Improvvisamente, alle prime luci dell’alba, come uno scrigno magico che si schiude per incanto, la pesante porta principale ruotò sui cardini: uno sparuto gruppo di una quarantina di militari infedeli uscì con le mani alzate e disarmato. Dietro di loro, uomini e donne lanciavano pietre, urla e insulti, mentre scortavano i prigionieri nella direzione in cui erano attestate le truppe del Muqatil.
La popolazione di Tabarqa si era ribellata agli invasori: quel piccolo plotone di infedeli impauriti e feriti erano i soli superstiti della lotta interna alle mura che si era protratta per tutta la notte precedente.
L’uomo che aveva assunto il comando degli insorti si inchinò dinanzi al Muqatil.
«Purtroppo ’Abd al-Hisàm è riuscito a fuggire attraverso un passaggio segreto: con alcuni dei suoi ha raggiunto la costa orientale, dove c’erano almeno due navi ad attenderlo», riferì l’uomo. «E ha portato con sé buona parte del tesoro dell’emirato.
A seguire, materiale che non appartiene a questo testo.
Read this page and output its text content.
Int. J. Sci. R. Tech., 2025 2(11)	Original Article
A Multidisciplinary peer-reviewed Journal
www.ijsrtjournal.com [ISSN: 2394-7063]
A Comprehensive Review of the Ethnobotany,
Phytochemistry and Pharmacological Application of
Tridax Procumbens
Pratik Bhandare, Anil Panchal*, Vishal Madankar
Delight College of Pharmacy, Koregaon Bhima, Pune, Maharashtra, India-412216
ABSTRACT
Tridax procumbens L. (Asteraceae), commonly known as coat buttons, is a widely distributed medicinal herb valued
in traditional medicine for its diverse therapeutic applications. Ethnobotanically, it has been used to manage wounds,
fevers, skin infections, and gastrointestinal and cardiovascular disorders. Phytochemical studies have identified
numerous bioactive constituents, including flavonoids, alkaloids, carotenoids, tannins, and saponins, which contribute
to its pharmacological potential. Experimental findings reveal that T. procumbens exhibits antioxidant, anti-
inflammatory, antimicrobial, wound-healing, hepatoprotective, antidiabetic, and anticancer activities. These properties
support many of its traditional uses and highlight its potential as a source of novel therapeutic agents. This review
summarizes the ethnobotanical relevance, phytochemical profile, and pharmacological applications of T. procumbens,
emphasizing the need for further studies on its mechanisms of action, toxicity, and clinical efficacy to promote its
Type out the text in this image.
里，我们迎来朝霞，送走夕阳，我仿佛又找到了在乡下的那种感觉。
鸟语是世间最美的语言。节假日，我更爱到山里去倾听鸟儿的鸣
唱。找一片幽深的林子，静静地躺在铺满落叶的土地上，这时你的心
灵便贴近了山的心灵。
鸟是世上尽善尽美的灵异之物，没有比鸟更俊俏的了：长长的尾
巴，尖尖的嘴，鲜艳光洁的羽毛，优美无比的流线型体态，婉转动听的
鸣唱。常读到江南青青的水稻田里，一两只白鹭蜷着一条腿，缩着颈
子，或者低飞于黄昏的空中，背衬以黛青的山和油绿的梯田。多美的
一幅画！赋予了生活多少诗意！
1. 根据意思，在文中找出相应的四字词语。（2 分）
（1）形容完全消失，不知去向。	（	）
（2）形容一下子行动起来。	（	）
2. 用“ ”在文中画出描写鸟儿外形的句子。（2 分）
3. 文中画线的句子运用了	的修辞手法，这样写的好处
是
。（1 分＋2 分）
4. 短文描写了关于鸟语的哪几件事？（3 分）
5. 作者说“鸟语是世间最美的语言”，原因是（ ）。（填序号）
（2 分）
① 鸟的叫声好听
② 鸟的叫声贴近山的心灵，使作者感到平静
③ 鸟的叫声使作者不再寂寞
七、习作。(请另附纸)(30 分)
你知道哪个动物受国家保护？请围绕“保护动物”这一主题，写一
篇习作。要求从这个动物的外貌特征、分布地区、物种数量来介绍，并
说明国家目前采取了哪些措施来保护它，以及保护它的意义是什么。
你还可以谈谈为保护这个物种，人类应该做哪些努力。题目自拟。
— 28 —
Io riconsegno a te la tua città, Muqatil, emiro di Tabarqa.»
«Ti sono grato, fratello, sono grato a tutti voi. Ma adesso non dobbiamo perdere nemmeno un istante. È tempo che l’usurpatore che ha ridotto in schiavitù la mia gente paghi per ogni sua colpa. Voglio che l’equipaggio della mia nave sia pronto a salpare prima che scenda la sera.»
Le donne presenti cominciarono a mulinare la lingua nella bocca, emettendo nel contempo un suono acuto. L’urlo di gioia si levò al cielo: quello era il saluto della gente di Tabarqa per la ritrovata libertà.
Gennaio 2002
Sara Terracini si passò la mano sulla fronte, come se volesse detergerla dal sudore: le fiamme che avevano divorato Roma nel racconto di Lisicrate sembrava fossero riuscite a incendiare anche l’atmosfera asettica del laboratorio di ricerca.
«Non dovrebbe mancare molto, e i miei uomini si trovano già in alto mare. Forza, Sara, avanti!» disse a se stessa la bella ricercatrice, sedendosi ancora una volta dinanzi allo schermo del computer.
Il Moulin Rouge era situato all’incrocio tra Hisiya e Yurakucho Street, nei pressi del Teatro Imperiale di Tokyo, e aveva poco a che spartire con l’omonimo ma più celebre locale francese.